Council heads can also issue permits for changes in building plans in structures that are already under construction, but the same restriction against additional apartment units applies.

Permits can be granted for infrastructure work within the populated areas of a settlement, but not around its perimeter.

In addition, planning work for additional construction in settlements can continue, but those plans will not be authorized during the moratorium.

Efrat Council chairman Oded Raviv [should be Ravivi. CiJ] immediately attacked the change, which he said was only cosmetic in nature.

David Ha'ivri, executive director of the Shomron Liaison office, said the change showed that certain aspects of the moratorium were illegitimate.
Without seeing the precise language of the order (for example, can I add a room onto an existing house), it's hard to say whether Barak's change is substantively relevant.
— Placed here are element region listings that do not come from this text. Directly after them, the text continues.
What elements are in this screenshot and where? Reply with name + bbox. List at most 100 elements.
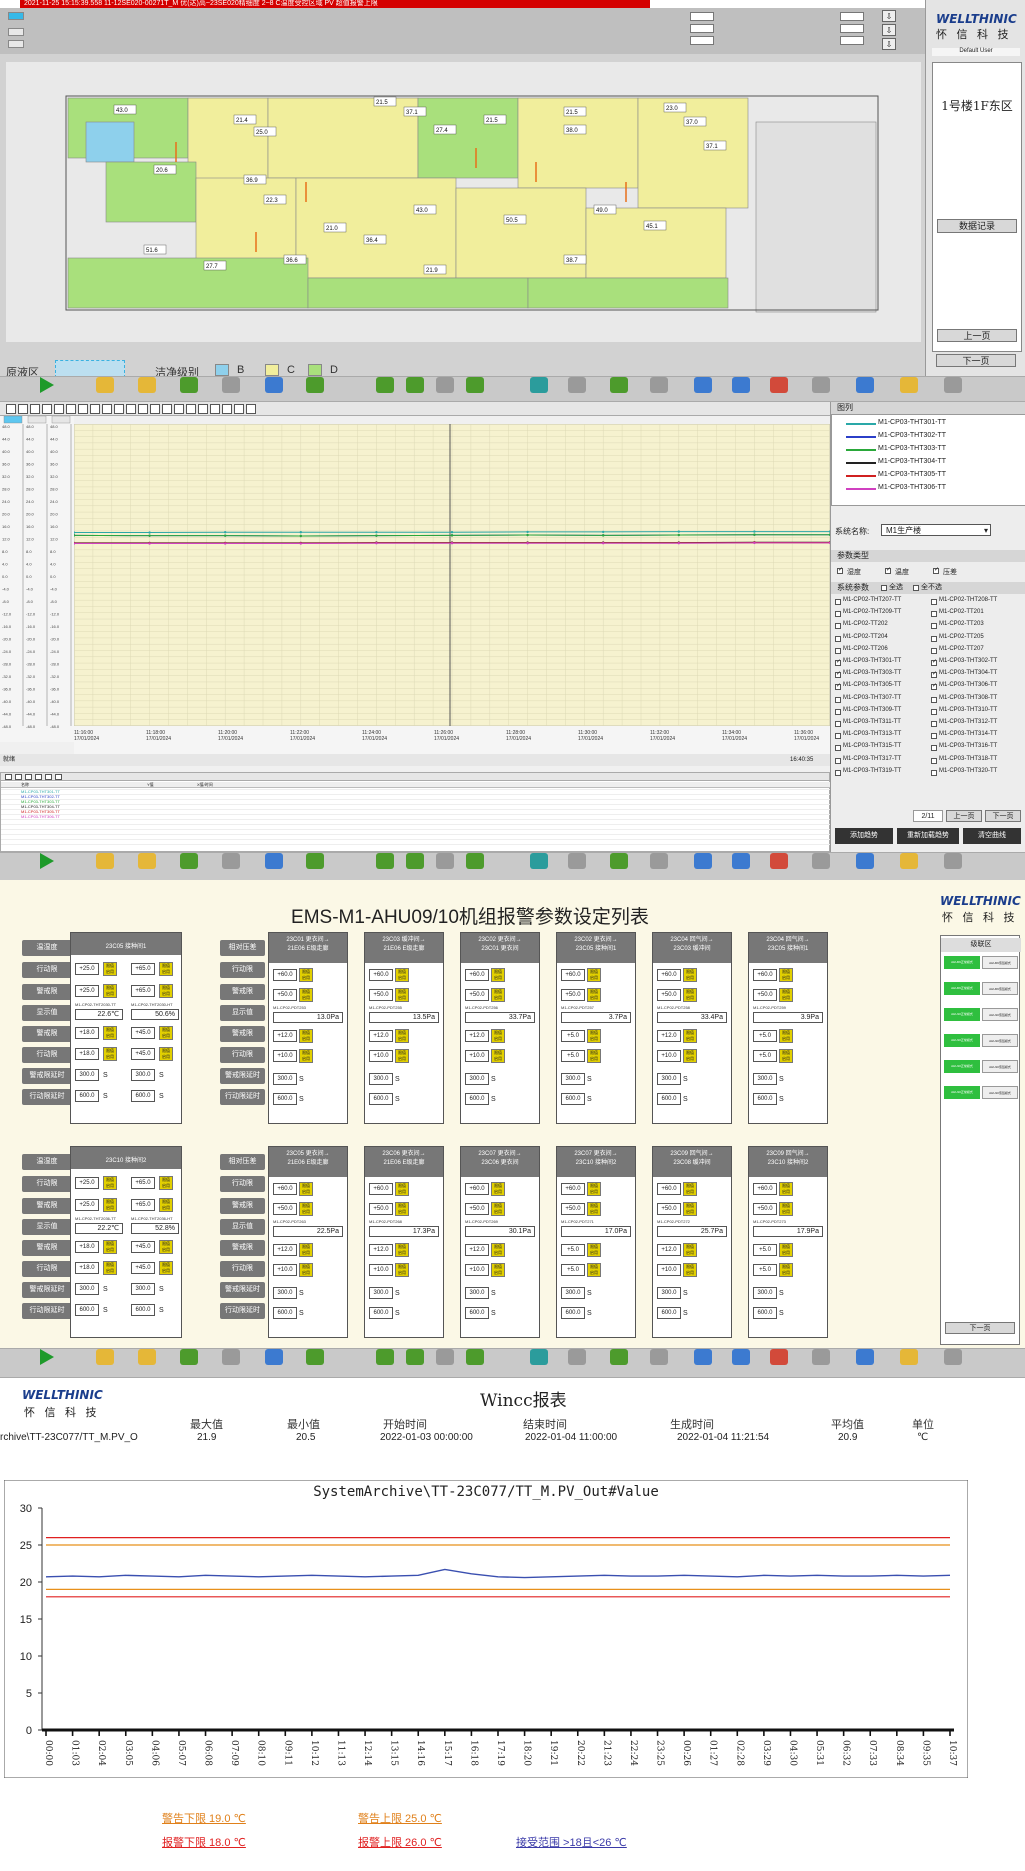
clear-curve-button[interactable]: 清空曲线	[963, 828, 1021, 844]
limit-enable-button[interactable]: 限值 启用	[683, 1243, 697, 1257]
delay-field[interactable]: 300.0	[753, 1073, 777, 1085]
delay-field[interactable]: 300.0	[657, 1073, 681, 1085]
param-checkbox[interactable]	[931, 733, 937, 740]
limit-field[interactable]: +60.0	[753, 969, 777, 981]
limit-field[interactable]: +12.0	[657, 1030, 681, 1042]
limit-enable-button[interactable]: 限值 启用	[159, 1261, 173, 1275]
param-checkbox[interactable]	[835, 708, 841, 715]
printer-icon[interactable]	[186, 404, 196, 414]
limit-field[interactable]: +60.0	[561, 1183, 585, 1195]
printer-icon[interactable]	[812, 1349, 830, 1365]
limit-enable-button[interactable]: 限值 启用	[587, 988, 601, 1002]
screen-icon[interactable]	[694, 853, 712, 869]
param-checkbox[interactable]	[835, 733, 841, 740]
limit-field[interactable]: +5.0	[561, 1030, 585, 1042]
limit-field[interactable]: +65.0	[131, 963, 155, 975]
layout-icon[interactable]	[650, 1349, 668, 1365]
cascade-duty-button[interactable]: AHU10值班模式	[982, 1086, 1018, 1099]
series-legend-label[interactable]: M1-CP03-THT304-TT	[878, 458, 946, 465]
arrow-up-icon[interactable]	[406, 1349, 424, 1365]
limit-field[interactable]: +25.0	[75, 1199, 99, 1211]
trend-icon[interactable]	[222, 853, 240, 869]
limit-field[interactable]: +25.0	[75, 1177, 99, 1189]
limit-enable-button[interactable]: 限值 启用	[587, 1182, 601, 1196]
pen-icon[interactable]	[246, 404, 256, 414]
move-icon[interactable]	[138, 404, 148, 414]
limit-field[interactable]: +10.0	[273, 1050, 297, 1062]
limit-enable-button[interactable]: 限值 启用	[159, 1026, 173, 1040]
param-type-checkbox[interactable]	[885, 566, 891, 574]
limit-field[interactable]: +10.0	[465, 1050, 489, 1062]
arrow-right-icon[interactable]	[466, 377, 484, 393]
limit-enable-button[interactable]: 限值 启用	[395, 1243, 409, 1257]
param-checkbox[interactable]	[835, 658, 841, 666]
limit-enable-button[interactable]: 限值 启用	[103, 1198, 117, 1212]
delay-field[interactable]: 600.0	[273, 1093, 297, 1105]
limit-enable-button[interactable]: 限值 启用	[159, 962, 173, 976]
delay-field[interactable]: 600.0	[465, 1307, 489, 1319]
select-all-checkbox[interactable]	[881, 585, 887, 591]
limit-field[interactable]: +50.0	[561, 1203, 585, 1215]
printer-icon[interactable]	[812, 853, 830, 869]
delay-field[interactable]: 600.0	[131, 1304, 155, 1316]
param-checkbox[interactable]	[931, 682, 937, 691]
limit-field[interactable]: +12.0	[273, 1244, 297, 1256]
limit-enable-button[interactable]: 限值 启用	[779, 1263, 793, 1277]
series-legend-label[interactable]: M1-CP03-THT303-TT	[878, 445, 946, 452]
limit-enable-button[interactable]: 限值 启用	[491, 1182, 505, 1196]
limit-enable-button[interactable]: 限值 启用	[159, 1240, 173, 1254]
print-icon[interactable]	[18, 404, 28, 414]
delay-field[interactable]: 300.0	[273, 1287, 297, 1299]
delay-field[interactable]: 300.0	[75, 1283, 99, 1295]
settings-icon[interactable]	[45, 774, 52, 780]
limit-field[interactable]: +12.0	[657, 1244, 681, 1256]
layout-icon[interactable]	[650, 853, 668, 869]
limit-field[interactable]: +45.0	[131, 1241, 155, 1253]
import-icon[interactable]	[610, 377, 628, 393]
limit-enable-button[interactable]: 限值 启用	[587, 1202, 601, 1216]
limit-field[interactable]: +45.0	[131, 1048, 155, 1060]
reload-trend-button[interactable]: 重新加载趋势	[897, 828, 959, 844]
go-last-icon[interactable]	[66, 404, 76, 414]
delay-field[interactable]: 600.0	[75, 1090, 99, 1102]
limit-enable-button[interactable]: 限值 启用	[779, 968, 793, 982]
limit-field[interactable]: +5.0	[753, 1244, 777, 1256]
arrow-down-icon[interactable]: ⇩	[882, 10, 896, 22]
limit-field[interactable]: +50.0	[657, 989, 681, 1001]
limit-footer-link[interactable]: 报警上限 26.0 ℃	[358, 1834, 442, 1850]
limit-enable-button[interactable]: 限值 启用	[587, 1263, 601, 1277]
select-none-checkbox[interactable]	[913, 585, 919, 591]
limit-enable-button[interactable]: 限值 启用	[491, 1263, 505, 1277]
limit-enable-button[interactable]: 限值 启用	[779, 988, 793, 1002]
import-icon[interactable]	[610, 853, 628, 869]
prev-page-button[interactable]: 上一页	[946, 810, 982, 822]
limit-enable-button[interactable]: 限值 启用	[683, 1263, 697, 1277]
limit-field[interactable]: +60.0	[369, 969, 393, 981]
limit-field[interactable]: +10.0	[657, 1050, 681, 1062]
limit-field[interactable]: +50.0	[753, 1203, 777, 1215]
save-icon[interactable]	[732, 377, 750, 393]
limit-field[interactable]: +10.0	[657, 1264, 681, 1276]
delay-field[interactable]: 600.0	[369, 1093, 393, 1105]
limit-field[interactable]: +12.0	[369, 1030, 393, 1042]
limit-enable-button[interactable]: 限值 启用	[159, 984, 173, 998]
limit-enable-button[interactable]: 限值 启用	[779, 1029, 793, 1043]
param-checkbox[interactable]	[835, 696, 841, 703]
delay-field[interactable]: 300.0	[561, 1073, 585, 1085]
printer-icon[interactable]	[55, 774, 62, 780]
close-icon[interactable]	[770, 853, 788, 869]
limit-field[interactable]: +65.0	[131, 1199, 155, 1211]
limit-enable-button[interactable]: 限值 启用	[299, 968, 313, 982]
param-checkbox[interactable]	[835, 670, 841, 679]
alarm-message[interactable]: 2021-11-25 15:15:39.558 11-12SE020-00271…	[20, 0, 650, 8]
delay-field[interactable]: 600.0	[131, 1090, 155, 1102]
limit-field[interactable]: +50.0	[561, 989, 585, 1001]
delay-field[interactable]: 600.0	[465, 1093, 489, 1105]
redo-icon[interactable]	[568, 853, 586, 869]
data-record-button[interactable]: 数据记录	[937, 219, 1017, 233]
limit-enable-button[interactable]: 限值 启用	[683, 988, 697, 1002]
limit-field[interactable]: +25.0	[75, 963, 99, 975]
param-checkbox[interactable]	[931, 658, 937, 666]
delay-field[interactable]: 600.0	[273, 1307, 297, 1319]
zoom-area-icon[interactable]	[102, 404, 112, 414]
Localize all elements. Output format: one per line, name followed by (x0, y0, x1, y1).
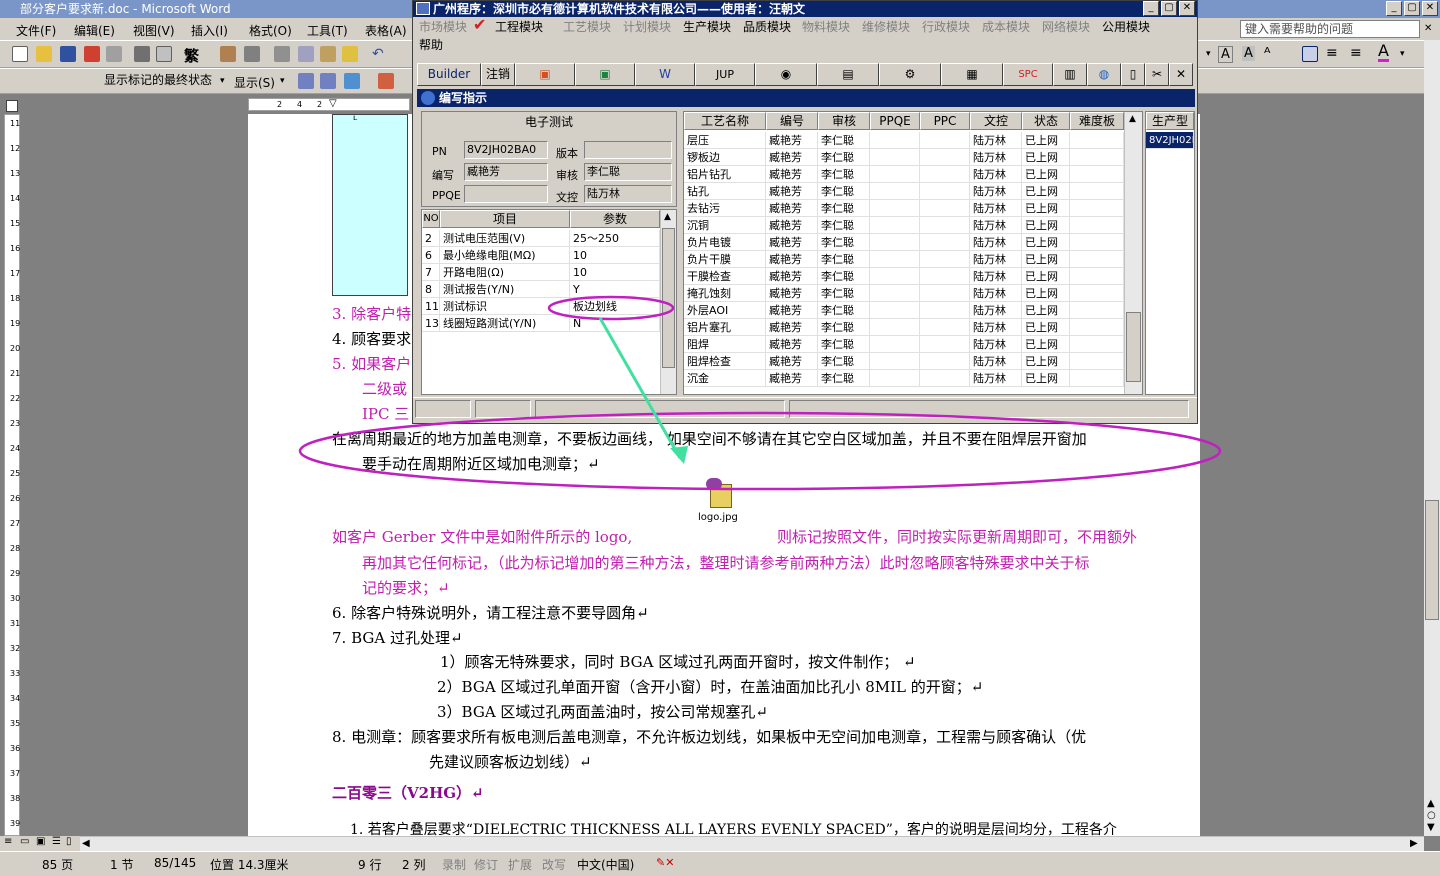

But what is relevant here - and it's good news - is that either Barak is feeling pressure to modify the order, or that the government is waking up to the fact that the freeze is only harming Israelis and not pushing 'negotiations' ahead, or both. And any one of those three possibilities is good news.

1 Comments:

At 3:33 PM, Blogger NormanF said...

I think its the active non-cooperation and resistance of revanants that forced Barak to back down. He didn't do it out of the goodness of his heart. Now they need to escalate the pressure to get the freeze terminated.